To save you now, this isn't some lovey dovey post or teenage heart break. This is me explaining my internet persona, the "Eraser." I feel that no matter what, I'm always going to be torn away from people, be it arguments, moving, or death. Unfortunately this applies to the internet as well. I have a few friends who I would trust with my life who I've known for years that I have yet to meet. Sometimes, though, they get erased, just like the people in real life. I chose this name after hearing the song by Trent and realizing it, too, began with the letter 'E,' and was quite fitting.

My friend with the virtual diary I just talked about? She can't remember too much at any given moment. It's pushing me further and further away. I'm afraid I have to erase her as a person in my life and only expect her to be someone who I talk to over Steam. Shame. I really enjoyed conversing with her. Felt as if I helped her, at least a little.

I also am getting relatively closer with some of the ARG broseph/ines. I don't remember if I mentioned them. It's basically a group of people who I met, or indirectly met, through a TribeTwelve group on Facebook. Yes, THAT TribeTwelve, the Slendorminz series. It's interesting to meet people like me. I don't feel like a black sheep as often. That being said, there's a girl a bit older than I am. We both lived near the same city at the same time, yet never met. I thought it was coincidental, and an odd one at that, but, it got even stranger. Apparently she's moving to the same place my mom intends on moving next. If there is such a thing as fate, I think mine's intertwined with hers, even if just to be a face to remember.

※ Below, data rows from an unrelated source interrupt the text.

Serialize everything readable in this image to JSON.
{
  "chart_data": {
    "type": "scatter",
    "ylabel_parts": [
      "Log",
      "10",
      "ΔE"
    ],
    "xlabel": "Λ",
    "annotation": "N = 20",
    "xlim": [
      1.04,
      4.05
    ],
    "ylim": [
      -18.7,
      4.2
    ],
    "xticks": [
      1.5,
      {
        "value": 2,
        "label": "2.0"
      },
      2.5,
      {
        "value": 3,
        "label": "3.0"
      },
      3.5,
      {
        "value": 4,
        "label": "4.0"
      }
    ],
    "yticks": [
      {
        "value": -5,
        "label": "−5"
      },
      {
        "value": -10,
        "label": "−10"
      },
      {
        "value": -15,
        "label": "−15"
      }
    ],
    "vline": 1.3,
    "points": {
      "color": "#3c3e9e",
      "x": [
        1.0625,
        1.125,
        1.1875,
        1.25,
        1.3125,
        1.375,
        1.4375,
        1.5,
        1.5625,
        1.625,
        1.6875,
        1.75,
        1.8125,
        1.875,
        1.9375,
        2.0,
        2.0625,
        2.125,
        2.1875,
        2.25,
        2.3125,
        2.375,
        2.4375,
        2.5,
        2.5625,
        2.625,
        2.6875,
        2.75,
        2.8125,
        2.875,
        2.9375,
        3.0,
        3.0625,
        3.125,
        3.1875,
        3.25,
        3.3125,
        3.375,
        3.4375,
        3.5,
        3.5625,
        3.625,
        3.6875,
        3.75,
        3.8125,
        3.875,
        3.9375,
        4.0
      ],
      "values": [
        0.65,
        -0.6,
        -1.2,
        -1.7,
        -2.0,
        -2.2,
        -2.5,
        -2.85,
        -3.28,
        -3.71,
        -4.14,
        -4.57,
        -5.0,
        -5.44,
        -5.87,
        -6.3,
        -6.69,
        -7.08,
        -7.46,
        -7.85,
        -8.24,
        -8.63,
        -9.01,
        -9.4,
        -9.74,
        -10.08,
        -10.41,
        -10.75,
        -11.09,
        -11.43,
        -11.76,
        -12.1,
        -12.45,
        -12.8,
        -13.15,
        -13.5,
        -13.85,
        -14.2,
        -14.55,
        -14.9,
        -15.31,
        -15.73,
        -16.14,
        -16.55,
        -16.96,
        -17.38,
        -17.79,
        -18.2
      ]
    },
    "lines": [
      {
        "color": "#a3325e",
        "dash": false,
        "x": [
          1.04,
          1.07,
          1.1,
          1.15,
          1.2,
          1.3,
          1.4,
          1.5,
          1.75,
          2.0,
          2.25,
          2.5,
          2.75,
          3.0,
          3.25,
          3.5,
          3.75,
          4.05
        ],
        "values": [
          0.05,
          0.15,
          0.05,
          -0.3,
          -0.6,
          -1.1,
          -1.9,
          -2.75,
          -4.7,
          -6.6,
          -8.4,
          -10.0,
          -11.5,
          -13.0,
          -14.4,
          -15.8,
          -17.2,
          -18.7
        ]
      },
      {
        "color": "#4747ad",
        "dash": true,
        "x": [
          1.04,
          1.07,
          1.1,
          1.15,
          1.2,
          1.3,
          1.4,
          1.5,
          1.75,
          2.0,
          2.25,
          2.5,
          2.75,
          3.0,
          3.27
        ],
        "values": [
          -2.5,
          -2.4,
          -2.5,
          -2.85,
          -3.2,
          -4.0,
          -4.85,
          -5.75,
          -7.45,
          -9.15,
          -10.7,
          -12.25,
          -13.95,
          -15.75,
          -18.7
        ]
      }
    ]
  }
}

Things haven't gone well with that girl I mentioned before. Actually, it's not that they haven't gone well... It hasn't gone at all. I've been unable to see her since or get into contact with her. I'm just a little scared this may be infatuation and nothing more, but, it'd be a damn shame if that feeling went to waste. Ah well. Some friends are trying to get me to be more patient, and I think I need to be. I said I'd include some art, so, here's something I did relatively recently:

Both are relatively inspired by Trent's work. The first comes from the line, "Lay my hands on Heaven, and the Sun, and the Moon, and the stars while the devil wants to fuck me in the back of his car" from The Only Time off of Pretty Hate Machine.
 This next one is from the aforementioned Downward Spiral. It's very scratchy, and to be honest, I didn't do much work on it. It was an attempt at discerning my depression from myself as a person, and this one was back in April. I realized that I wasn't the one who wanted to kill myself, it was the depression. It was homicide, not suicide. Not a split personality or anything, but, I sometimes refer to my depression as the 'Machine' now, seeing as it only used logic and lacked feelings that weren't used to make me feel like shit. It's my take on so-called suicide.
BANG.

I'm so glad that part of me is gone. I feel so much better. I'm actually happy. I'm also sad and angry and whatnot but it's better than not feeling anything at all.

To close, I'm linking a few of my closer friends to this blog. I know it was originally for me, but, maybe it can help someone else to understand either me or themselves. I'm not expecting too much.